An Alabama bill that impacts college DEI programs, bathroom access has been in effect across the Yellowhammer State for about a week. The SB129 legislation went into effect on Oct. 1.
Under the bill signed by Gov. Kay Ivey in March, DEI is defined as classes, training, programs and events where attendance is based on a person’s race, sex, gender identity, ethnicity, national origin or sexual orientation.
The law prohibits public universities, K-12 school systems and state agencies in Alabama from maintaining DEI offices. However, it’s unclear how much the law will impact the outreach and support functions previously performed by DEI offices.
At The University of Alabama (UA) in Tuscaloosa, a queer resource center called Safe Zone was shuttered under the new law.
Safe Zone had a full-time staff position along with a number of paid positions held by students, said Alex House, the associate director of communications at UA.
Safe Zone used university funding to provide educational services and counseling to queer students and acted as a liaison between students and the administration.

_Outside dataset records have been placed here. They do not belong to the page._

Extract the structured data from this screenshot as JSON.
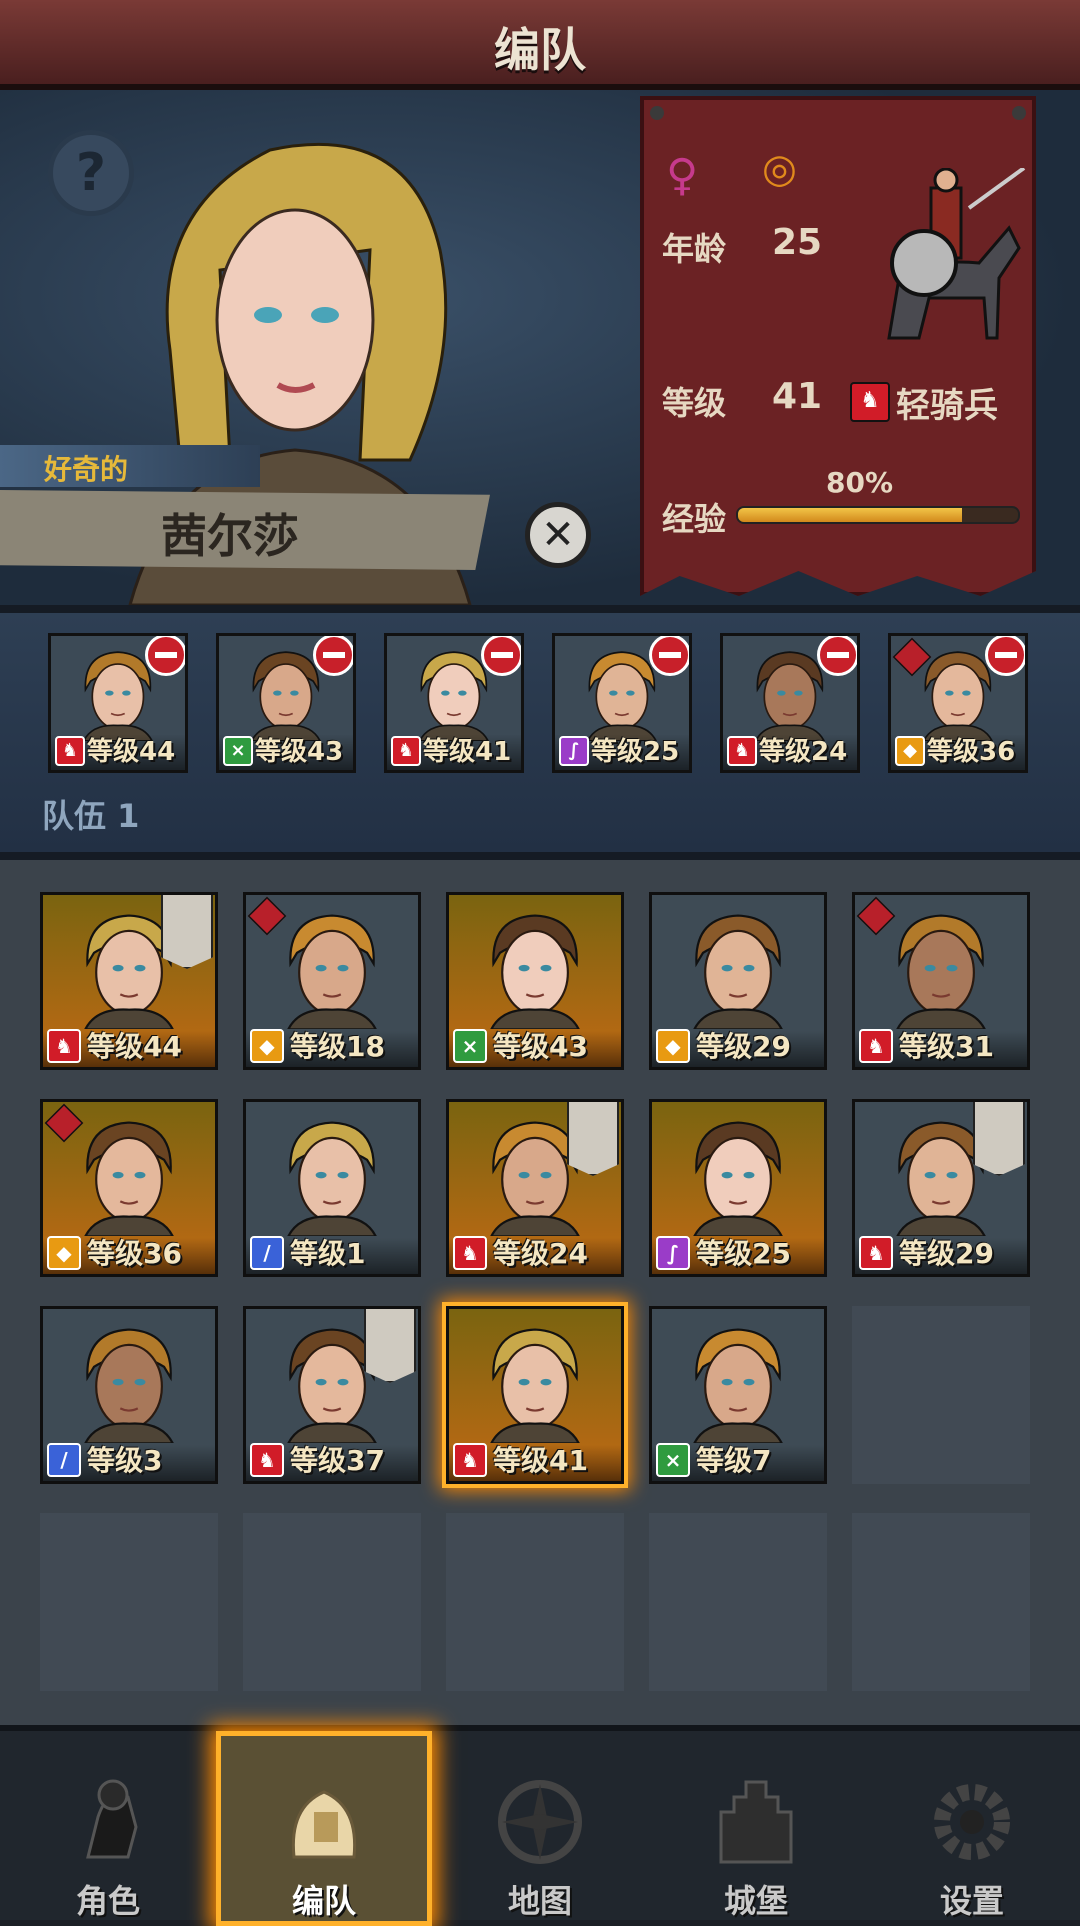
{
  "header": {
    "title": "编队"
  },
  "hero": {
    "help_symbol": "?",
    "trait": "好奇的",
    "name": "茜尔莎",
    "close_symbol": "✕",
    "gender_symbol": "♀",
    "ring_symbol": "◎",
    "age_label": "年龄",
    "age": "25",
    "level_label": "等级",
    "level": "41",
    "class_name": "轻骑兵",
    "xp_label": "经验",
    "xp_percent": "80%",
    "xp_fraction": 0.8
  },
  "team": {
    "label": "队伍 1",
    "members": [
      {
        "level": "等级44",
        "class": "red",
        "glyph": "♞"
      },
      {
        "level": "等级43",
        "class": "green",
        "glyph": "⨯"
      },
      {
        "level": "等级41",
        "class": "red",
        "glyph": "♞"
      },
      {
        "level": "等级25",
        "class": "purple",
        "glyph": "∫"
      },
      {
        "level": "等级24",
        "class": "red",
        "glyph": "♞"
      },
      {
        "level": "等级36",
        "class": "orange",
        "glyph": "◆",
        "flag": true
      }
    ]
  },
  "roster": [
    {
      "level": "等级44",
      "class": "red",
      "glyph": "♞",
      "bg": "gold",
      "banner": true
    },
    {
      "level": "等级18",
      "class": "orange",
      "glyph": "◆",
      "bg": "grey",
      "flag": true
    },
    {
      "level": "等级43",
      "class": "green",
      "glyph": "⨯",
      "bg": "gold"
    },
    {
      "level": "等级29",
      "class": "orange",
      "glyph": "◆",
      "bg": "grey"
    },
    {
      "level": "等级31",
      "class": "red",
      "glyph": "♞",
      "bg": "grey",
      "flag": true
    },
    {
      "level": "等级36",
      "class": "orange",
      "glyph": "◆",
      "bg": "gold",
      "flag": true
    },
    {
      "level": "等级1",
      "class": "blue",
      "glyph": "/",
      "bg": "grey"
    },
    {
      "level": "等级24",
      "class": "red",
      "glyph": "♞",
      "bg": "gold",
      "banner": true
    },
    {
      "level": "等级25",
      "class": "purple",
      "glyph": "∫",
      "bg": "gold"
    },
    {
      "level": "等级29",
      "class": "red",
      "glyph": "♞",
      "bg": "grey",
      "banner": true
    },
    {
      "level": "等级3",
      "class": "blue",
      "glyph": "/",
      "bg": "grey"
    },
    {
      "level": "等级37",
      "class": "red",
      "glyph": "♞",
      "bg": "grey",
      "banner": true
    },
    {
      "level": "等级41",
      "class": "red",
      "glyph": "♞",
      "bg": "gold",
      "selected": true
    },
    {
      "level": "等级7",
      "class": "green",
      "glyph": "⨯",
      "bg": "grey"
    }
  ],
  "empty_slots": 6,
  "nav": [
    {
      "label": "角色",
      "icon": "knight-icon"
    },
    {
      "label": "编队",
      "icon": "helmet-icon",
      "active": true
    },
    {
      "label": "地图",
      "icon": "compass-icon"
    },
    {
      "label": "城堡",
      "icon": "castle-icon"
    },
    {
      "label": "设置",
      "icon": "gear-icon"
    }
  ]
}
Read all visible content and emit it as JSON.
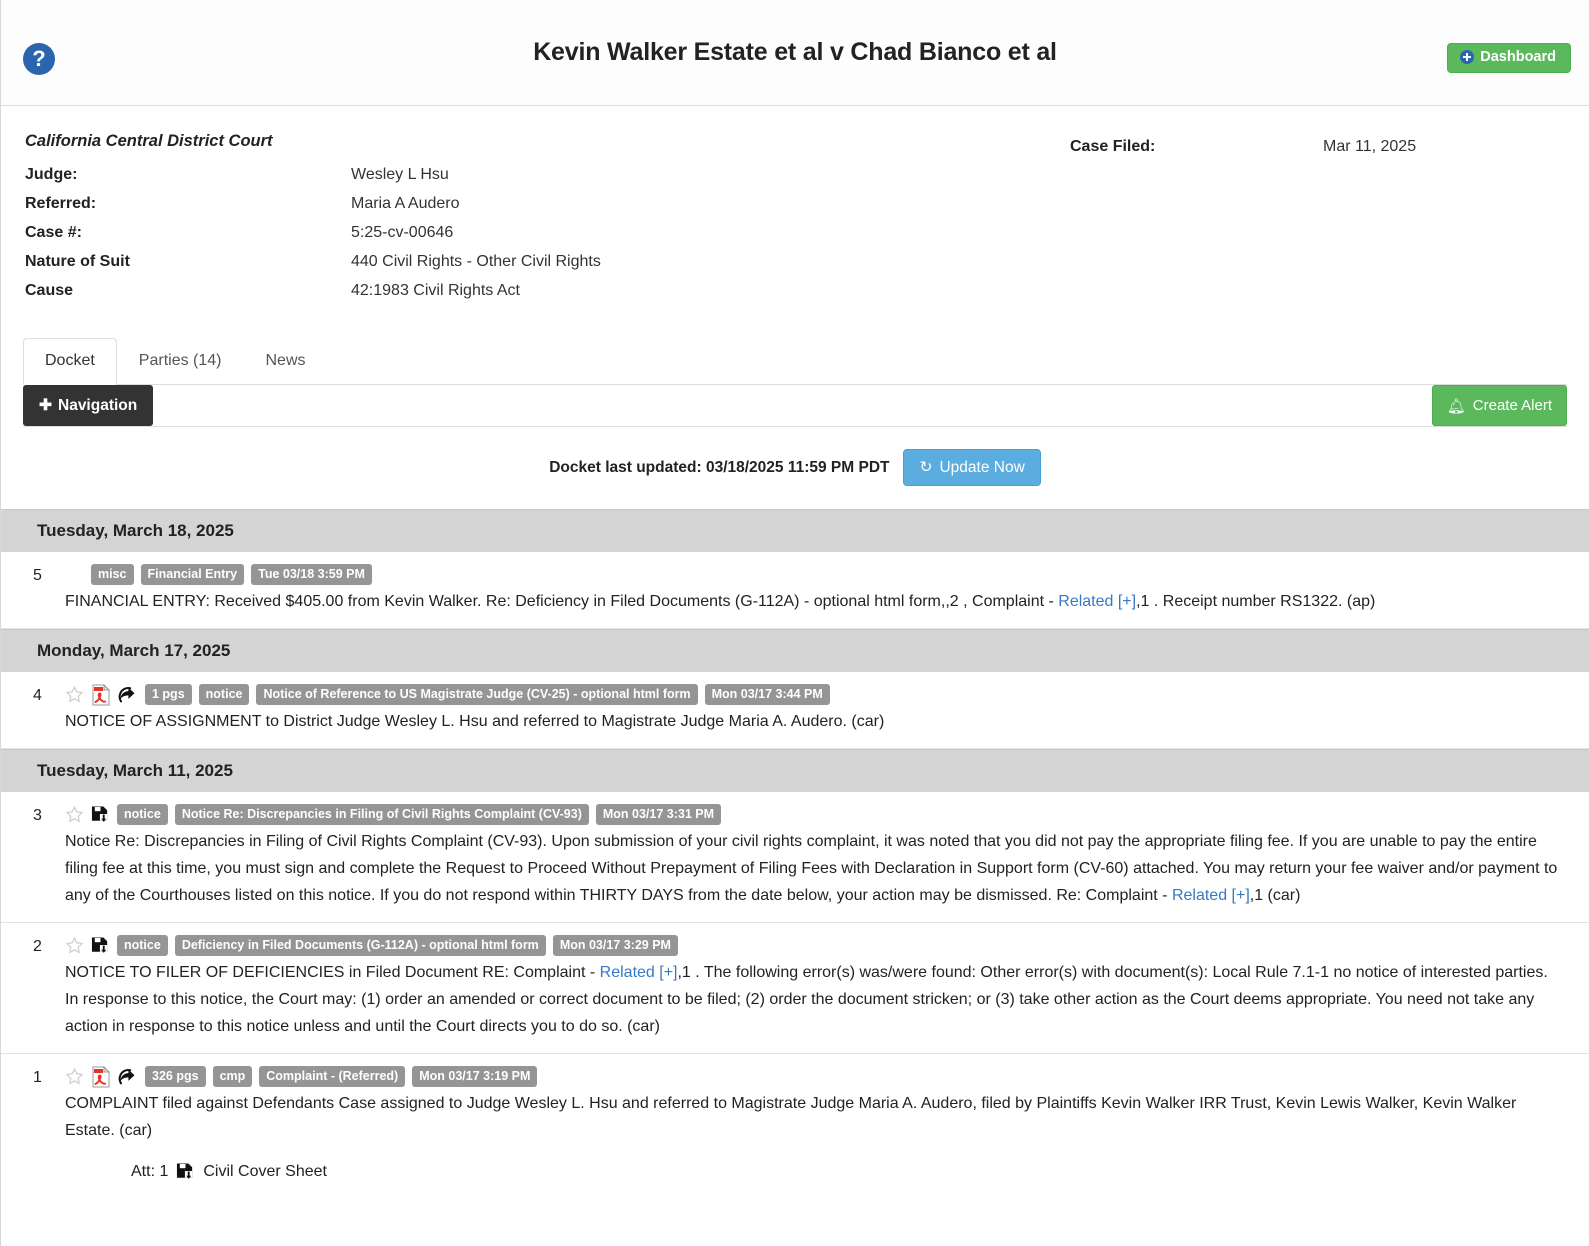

Queer Student Association president Bryce Schottelkotte, 21, said back in August that as much as she would like to replace the services that were previously offered by Safe Zone, she feels very limited as the uncompensated head of a student organization.
“I’m a senior student who is trying to get my degree and pay my rent and make my money,” Schottelkotte said earlier this year. “I care very much about QSA, but I just don’t have the time or ability to focus every single thing in my day on QSA.”
Both the Queer Student Association and the Black Student Union are still free to reserve meeting rooms on campus that are available to all student groups, but neither group will receive any designated resources from the school.
In July, three University of Alabama System campuses shuttered diversity, equity and inclusion offices— and opened new offices that did not have specific mandates including diversity.
“My administration has and will continue to value Alabama’s rich diversity, however, I refuse to allow a few bad actors on college campuses – or wherever else for that matter – to go under the acronym of DEI, using taxpayer funds, to push their liberal political movement counter to what the majority of Alabamians believe,” Ivey said in a statement released when she signed the bill in March.
Similar initiatives from both Republican legislatures and university school boards have taken aim at DEI on college campuses across the country.
A decades-old Black student organization at the University of Missouri was forced to strip some longstanding traditions of explicit references to race.
The University of Florida in Gainesville axed its diversity and inclusion offices, letting 13 staff members go and removing appointments to the diversity office for 15 faculty members.
Faculty at the University of North Carolina’s flagship school have expressed apprehension about what recent changes to diversity policy means for curriculum and future students.